Gatiss also spoke about why Minton is somewhat forgotten and says it was because he “wasn’t a natural crusader”.
He continued: “I think it’s because he wasn’t a natural crusader. There’s something in his personality which is half the time conservative and quite prim, and then completely abandoned which is a very interesting thing.
“I don’t think he would ever have seen himself as a crusader. He did it from a point of view of sheer humanity, I think.
“When he wrote that letter to The Listener, seven years before Wolfenden, 17 years before decriminalization, he effectively outs himself.
“It is remarkable.
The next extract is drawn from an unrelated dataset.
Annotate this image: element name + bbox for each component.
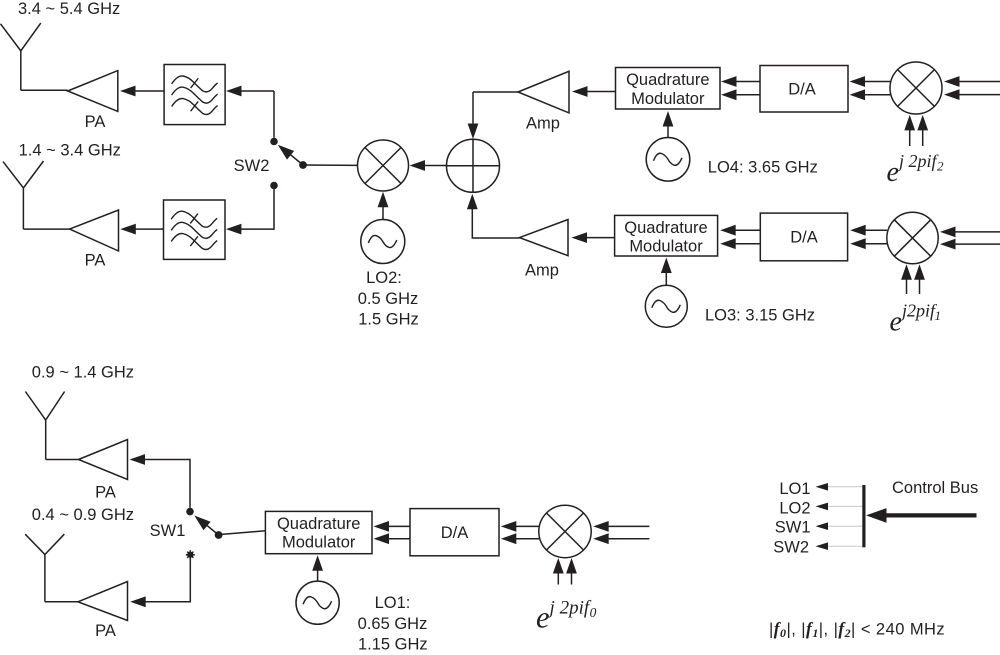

He actually said to a friend ‘That’s probably ended my career’. It wasn’t, but who knows what people said about him, outside of Soho, after that?
“He was obsessed with becoming an associate academician at The Royal Academy, and he didn’t get it.
“You can imagine the scene in the room where someone pulled a face about him being a poof and that was it, in those days.
“He’s not some sort of proto-Peter Tatchell figure, banging a drum or anything like that.
“He just sort of did it. Almost on a whim. So it might be that, he’s not up there with the pioneers because he sort of stumbled into it.”
Mark Gatiss on John Minton: The Lost Man of British Art is on BBC Four, Monday, August 13 at 9pm and BBC iPlayer.